Tom ist verzweifelt, schon wieder hat sein Großvater zwei Bewerberinnen vergrault. Aber er braucht dringend Betreuung und Tom ist neben seinem Beruf völlig damit überfordert. Sein Großvater hat Alzheimer und in seinen hellen Phasen ist er mürrisch und unausstehlich. Keine Pflegerin hält es lange bei ihm aus.

Ani ist wütend und enttäuscht, sie hat ihren Freund Noah mit ihrer besten Freundin erwischt. Der Betrug trifft sie völlig unvorbereitet und ohne Geld oder Gepäck flieht sie aus der gemeinsamen Wohnung. Sie sucht auf einer Parkbank nach einer preiswerten Pension, als sie das Gespräch zweier junger Frauen hört, die sie als Betreuerin eines alten Mannes beworben hatten. Die Wohnung ist gigantisch, hört sie, aber der alte Herr ist ein Horror. Das ist ihre Chance, für einige Tage wird sie es wohl schaffen und fragt die Beiden nach der Adresse.

Obwohl sie keine Vorkenntnisse hat, bekommt sie den Job und ein Krieg beginnt. Florian, der alte Herr, vergeudet keine Minute um sie zu quälen. Dazwischen spürt Ani aber auch die Verzweiflung des alten Mannes, der sich seines Zustandes an guten Tagen sehr bewusst ist. Aber allmählich schafft sie es, eine kleine Vertrauensbasis zu entwickeln und Tom, der sehr an seinem Großvater hängt, beginnt Ani fast gegen ihren Willen auch zu faszinieren.

Aus den vielen, fast perfiden Streichen, die Florian seiner Betreuerin spielt, ergeben sich komische, aber auch traurige Szenen. Trotzdem nähern sie sich immer mehr an. Das erzählt das Autorenduo, das unter dem Pseudonym Anna Pfeffer schreibt, in einer sehr liebevollen und humorvollen Weise. Es macht richtig Spaß den Roman zu lesen.
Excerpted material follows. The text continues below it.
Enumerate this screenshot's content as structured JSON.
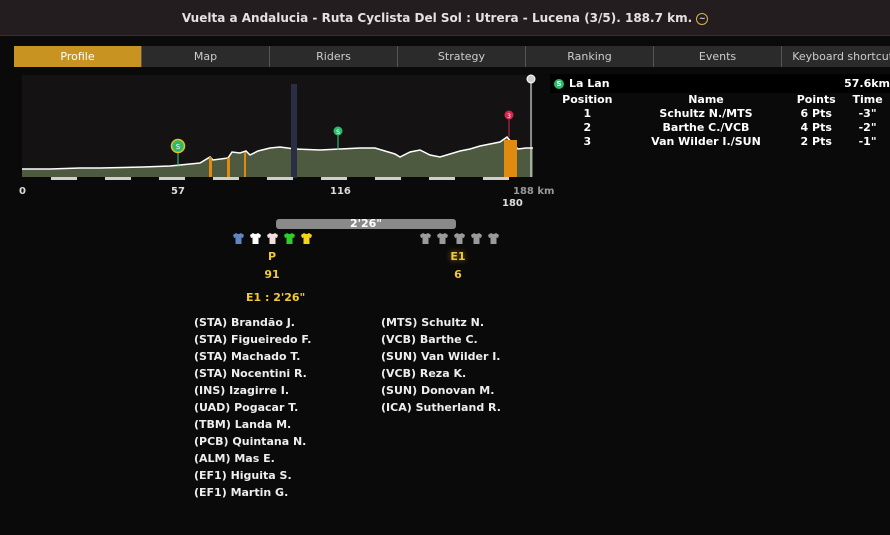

Immer abwechselnd wird die Geschichte aus Anis und Toms Sicht erzählt und die Gedankengänge und Gefühle der Beiden kommen immer mehr in den Vordergrund. Aber es gibt auch - Großvater Florian sorgt schon dafür - eine Menge Missverständnisse, die zu meinem Vergnügen sehr bissig ausgetragen werden. Nicht immer fand ich die Alzheimer Erkrankung richtig dargestellt, aber das fällt bei einem Unterhaltungsroman nicht sehr ins Gewicht. Eine liebevolle Geschichte, trotz des ernsten Themas mit einem gelungenen Happy End.